I love the story Tina Fey tells about her first year as head writer of SNL, a year the show also added several new female writers. She recounts that as the chemistry in the writer’s room became more gender-diverse, certain jokes played better—giving attention and screen time to more female-specific material that otherwise might have ended up on the cutting room floor.
And it wasn’t that the men were being malicious. The material just didn’t appeal to them as much and in some cases they didn’t even understand it. Having more women in the room (and in charge) was necessary to bring a female perspective and sense of humor to SNL, ultimately strengthening the show in the long run.
I’m seeing it happen here at Sprout with the addition of our newly-appointed CMO, Jamie Gilpin. She and several other female marketing leaders in the organization have tackled the historically difficult task of crafting our brand story, and have evolved it to a level of sentiment and quality it really never had in past efforts.
VIP leadership: values in practice
When I think about the values my wife and I strive to instill in our young daughters, I realize that many of them are also values I hope to cultivate on my own team.
Confidence is a big one. Whenever we introduce our daughters to new people, we encourage them to shake hands and make eye contact. These seemingly small gestures help build a solid foundation for confidence in future social and workplace situations.
We also try to teach and encourage a growth mindset—meaning it’s not just about the output, but also the effort. And that if even they don’t succeed, there is value in the work they put in and in the lessons they learned from the experience. We also want our girls to have a good work ethic; to value doing something right over doing it fast, easy or cheap. This is also important to Sprout as an organization and to me as a leader.
Most importantly, we value respect. We teach our girls not to raise their voices in anger. And in our opinion the best way to teach this is to model that same behavior. So you’ll never hear me yell or scream in my home, nor in the office.
Like father, like son
So much of what I learned about fatherhood and leadership I learned from my own dad. Growing up, my dad spent a lot of time mentoring my sister—specifically in the more male-dominated fields of academics, computers and banking. He instilled in her the importance of knowing her worth and being proactive and confident in asking for what she deserves.
And in doing so, he taught me the importance of being an advocate, rather than an adversary, for women in the world, and in the workplace. In observing his extra care and dedication, I now know that the challenge of putting more women in leadership roles is not going to fix itself. And that it takes intentionality and proactivity to make it happen.
Until they can provide female candidates with adequate representation and positive role models in leadership, companies will continue to struggle to balance the scales and benefit from the invaluable diversity of thought and experience.
That’s why I’m not complacent with just putting female resumes at the top of the pile, but actively seeking them out for the pile in the first place. As part of Sprout’s ongoing DEI initiatives, we’ve made female leadership a priority—a move I’m very much excited about as both a father and a leader.
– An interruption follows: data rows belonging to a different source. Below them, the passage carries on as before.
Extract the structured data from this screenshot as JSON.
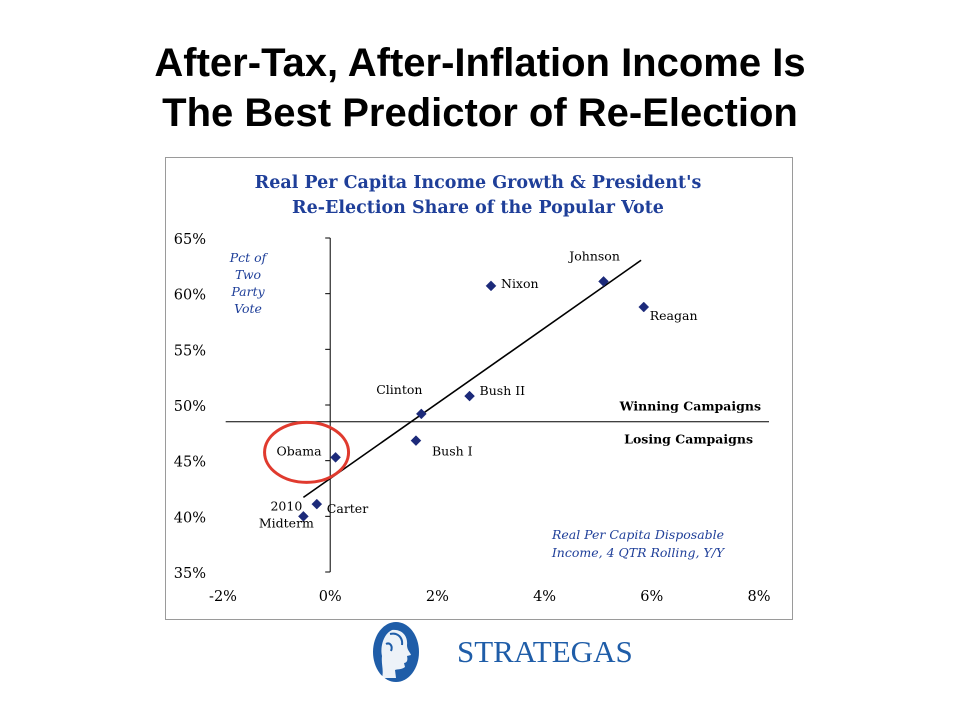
{
  "slide": {
    "title_line1": "After-Tax, After-Inflation Income Is",
    "title_line2": "The Best Predictor of Re-Election"
  },
  "chart_data": {
    "type": "scatter",
    "title": "Real Per Capita Income Growth & President's",
    "subtitle": "Re-Election Share of the Popular Vote",
    "ylabel_lines": [
      "Pct of",
      "Two",
      "Party",
      "Vote"
    ],
    "xlabel_lines": [
      "Real Per Capita Disposable",
      "Income, 4 QTR Rolling, Y/Y"
    ],
    "xlim": [
      -2,
      8
    ],
    "ylim": [
      35,
      65
    ],
    "x_ticks": [
      -2,
      0,
      2,
      4,
      6,
      8
    ],
    "x_tick_labels": [
      "-2%",
      "0%",
      "2%",
      "4%",
      "6%",
      "8%"
    ],
    "y_ticks": [
      35,
      40,
      45,
      50,
      55,
      60,
      65
    ],
    "y_tick_labels": [
      "35%",
      "40%",
      "45%",
      "50%",
      "55%",
      "60%",
      "65%"
    ],
    "grid": false,
    "points": [
      {
        "label": "2010\nMidterm",
        "x": -0.5,
        "y": 40.0
      },
      {
        "label": "Carter",
        "x": -0.25,
        "y": 41.1
      },
      {
        "label": "Obama",
        "x": 0.1,
        "y": 45.3
      },
      {
        "label": "Bush I",
        "x": 1.6,
        "y": 46.8
      },
      {
        "label": "Clinton",
        "x": 1.7,
        "y": 49.2
      },
      {
        "label": "Bush II",
        "x": 2.6,
        "y": 50.8
      },
      {
        "label": "Nixon",
        "x": 3.0,
        "y": 60.7
      },
      {
        "label": "Johnson",
        "x": 5.1,
        "y": 61.1
      },
      {
        "label": "Reagan",
        "x": 5.85,
        "y": 58.8
      }
    ],
    "trendline": {
      "x": [
        -0.5,
        5.8
      ],
      "y": [
        41.7,
        63.0
      ]
    },
    "threshold": {
      "y": 48.5,
      "above_label": "Winning Campaigns",
      "below_label": "Losing Campaigns"
    },
    "highlight": {
      "label": "Obama",
      "shape": "circle"
    },
    "colors": {
      "title": "#1f3f99",
      "marker": "#1c2a7a",
      "highlight": "#e03a2e",
      "axis": "#000000"
    }
  },
  "logo": {
    "text": "STRATEGAS",
    "icon": "head-silhouette-icon",
    "color": "#1f5da8"
  }
}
It’s my job as a parent to cultivate and protect the ideal environment for my daughters to grow, thrive and succeed in every area of their lives. I have a similar mission as a leader in my organization. The decisions we make as leaders now not only impact our own teams, but will also have a lasting effect on generations to come—including my daughters.
We still have a lot of work to do, myself included. I need to aim to improve my work/life balance, practice more patience with my family and continue seeking out and hiring more female leaders. Awareness is a good start, but true progress needs action.
So I’ll continue to do everything in my power to create and contribute to a workplace environment that honors and respects ALL people—for my girls and for the common good.